The Blountville native described the holiday as all too painful.
“I don’t think any of us really realized how dangerous Vietnam was,” she said. “We were young. You don’t think about young people not coming back from war. It was just pure shock because we thought he was in the military police, confined, but no it was more dangerous than I think we realized.”
Her brother was drafted and sent to Vietnam. News Channel 11 asked her if he wanted to go.

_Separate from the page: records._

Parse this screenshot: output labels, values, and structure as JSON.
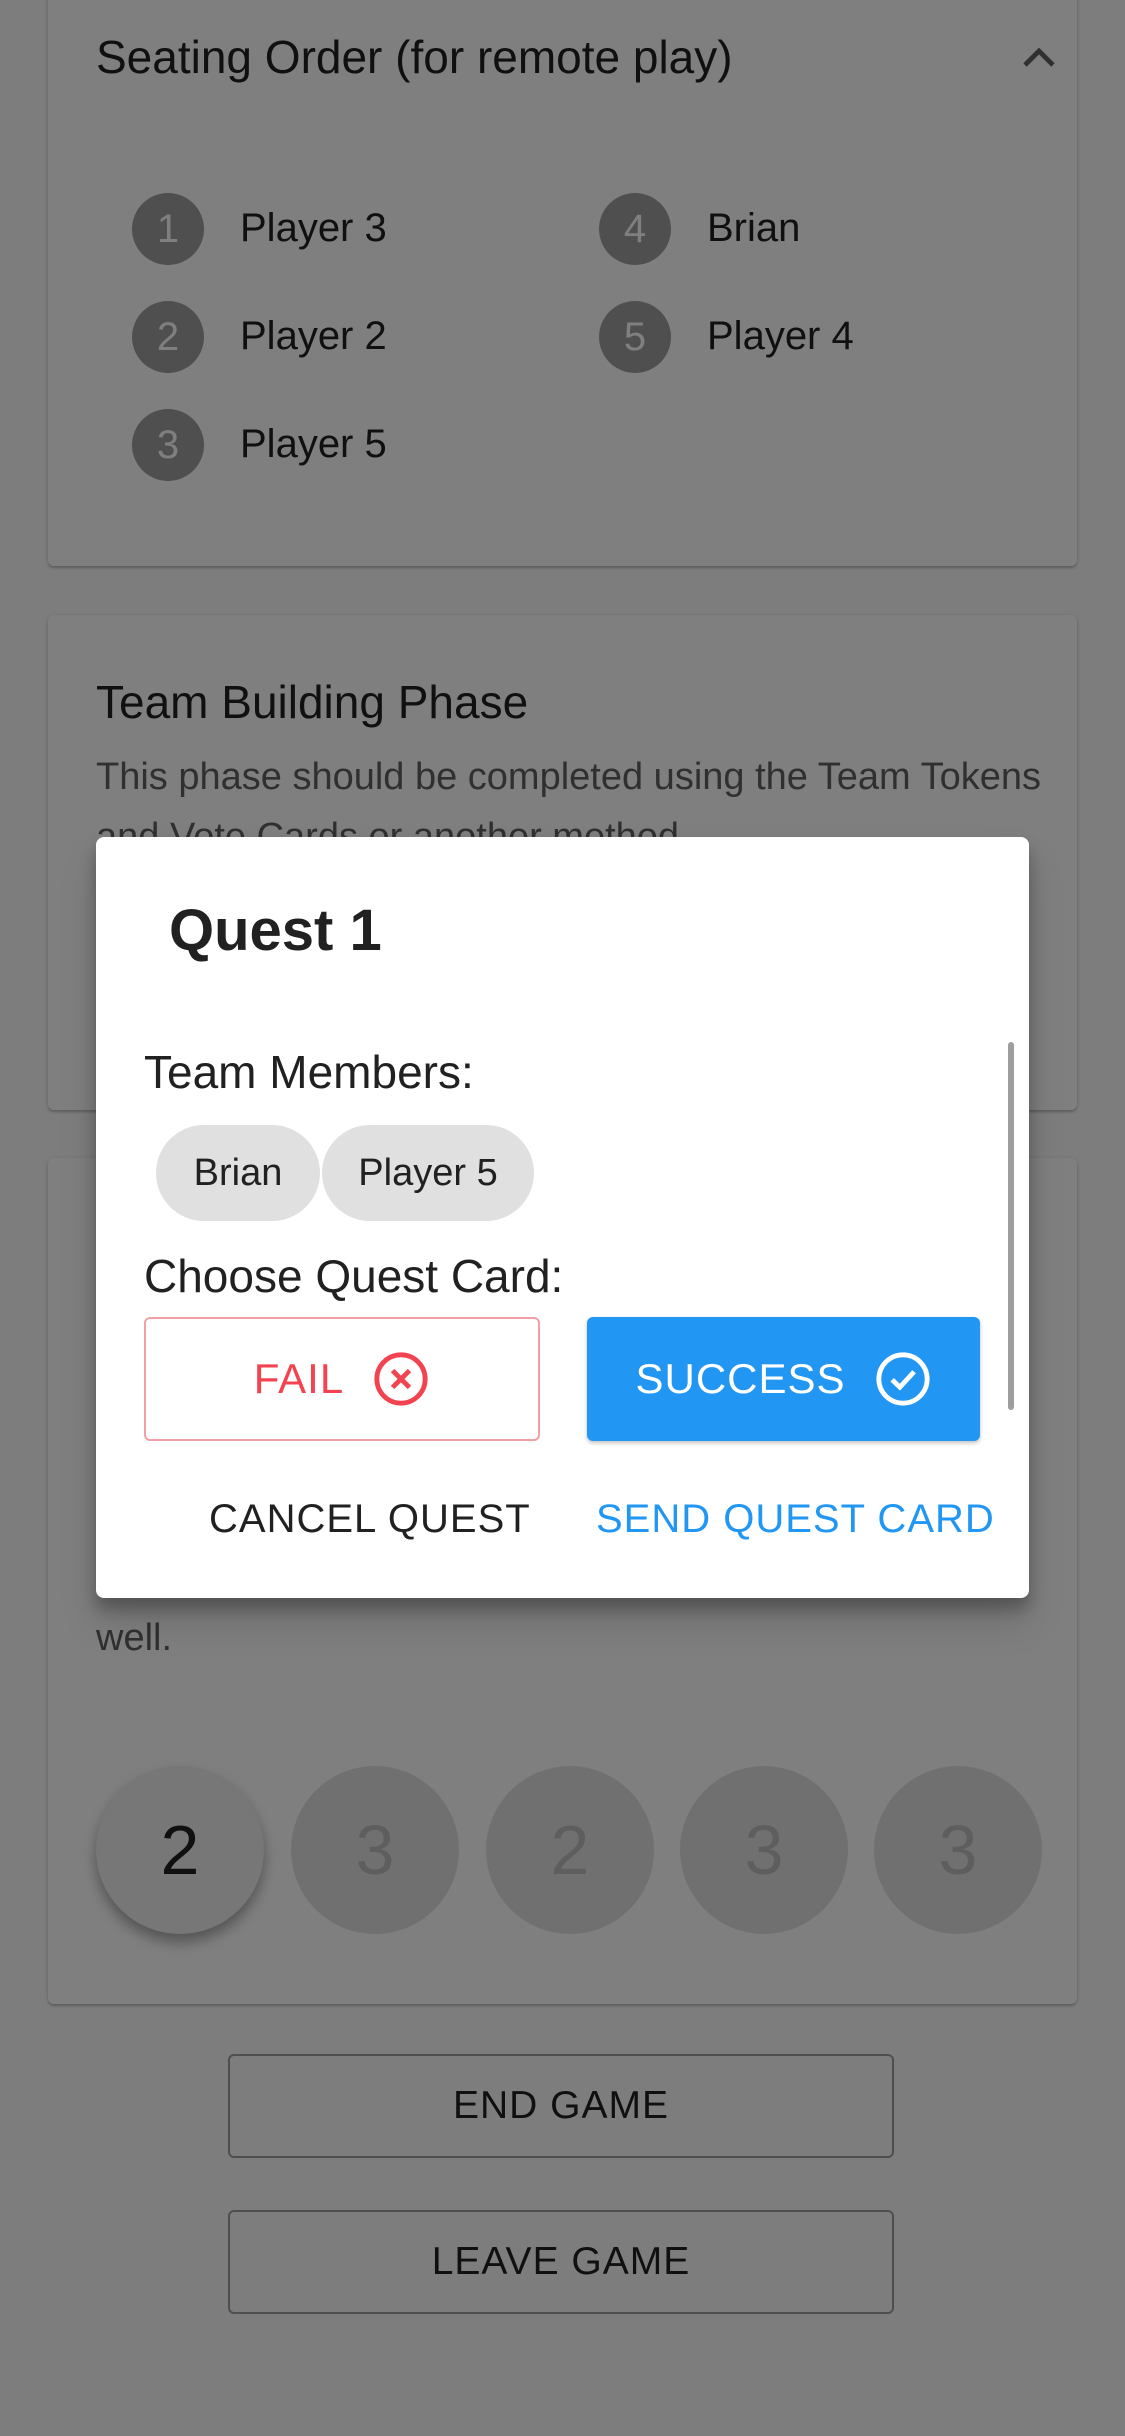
{
  "seating": {
    "title": "Seating Order (for remote play)",
    "entries": [
      {
        "num": "1",
        "name": "Player 3"
      },
      {
        "num": "2",
        "name": "Player 2"
      },
      {
        "num": "3",
        "name": "Player 5"
      },
      {
        "num": "4",
        "name": "Brian"
      },
      {
        "num": "5",
        "name": "Player 4"
      }
    ]
  },
  "team_building": {
    "title": "Team Building Phase",
    "description": "This phase should be completed using the Team Tokens and Vote Cards or another method."
  },
  "quest_section": {
    "trailing_text": "well.",
    "circles": [
      "2",
      "3",
      "2",
      "3",
      "3"
    ]
  },
  "buttons": {
    "end_game": "END GAME",
    "leave_game": "LEAVE GAME"
  },
  "dialog": {
    "title": "Quest 1",
    "team_members_label": "Team Members:",
    "members": [
      "Brian",
      "Player 5"
    ],
    "choose_label": "Choose Quest Card:",
    "fail_label": "FAIL",
    "success_label": "SUCCESS",
    "cancel_label": "CANCEL QUEST",
    "send_label": "SEND QUEST CARD"
  },
  "colors": {
    "accent": "#2196f3",
    "fail": "#f44350",
    "scrim": "rgba(0,0,0,0.5)"
  }
}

“Yes, I think down deep. I know people say this, but Roy was just a good person,” she said of her brother who served as the man of the house after their father died in high school. “He was ‘a basketball star.’ That’s how he got into Milligan, and he just took care of us. He mowed yards in the summer.”
Neal was just 21 years old when he died on May 28, 1968.
“He did go down fighting. He had a gun on the back of a Jeep, and the Jeep was on a convoy,” Crosswhite said. “They were moving at night at like 10:30 at night, and the Vietnamese started firing on them. Well, he and two other officers stayed there so the convoy could get through. They fought, they even pulled out their sidearms and were shooting back at the Vietnamese, and a rocket hit them. So, the Jeep was flipped over, and they all three were killed instantly.”
Decades later, she still struggles to go to the memorials where his name is read.
“Memorial Day is about military personnel that has lost their lives,” she said. “You’ve heard the saying, ‘They gave it all.’ It’s not Veterans Day. Veterans Day is to honor all the veterans.”
A bridge was even dedicated in Neal’s honor on August 28, 2010.
“Stop and think. Without this military, what would this country be? We wouldn’t have the freedoms that we have now,” she said.
Crosswhite says the pain of losing her twin brother – the reason for the holiday – is something she wants people to understand.
“I hope each and every person stops and remembers these military, they gave the right for them to do all of this. They gave them today to do whatever they wanted to, and I hope they remember that.”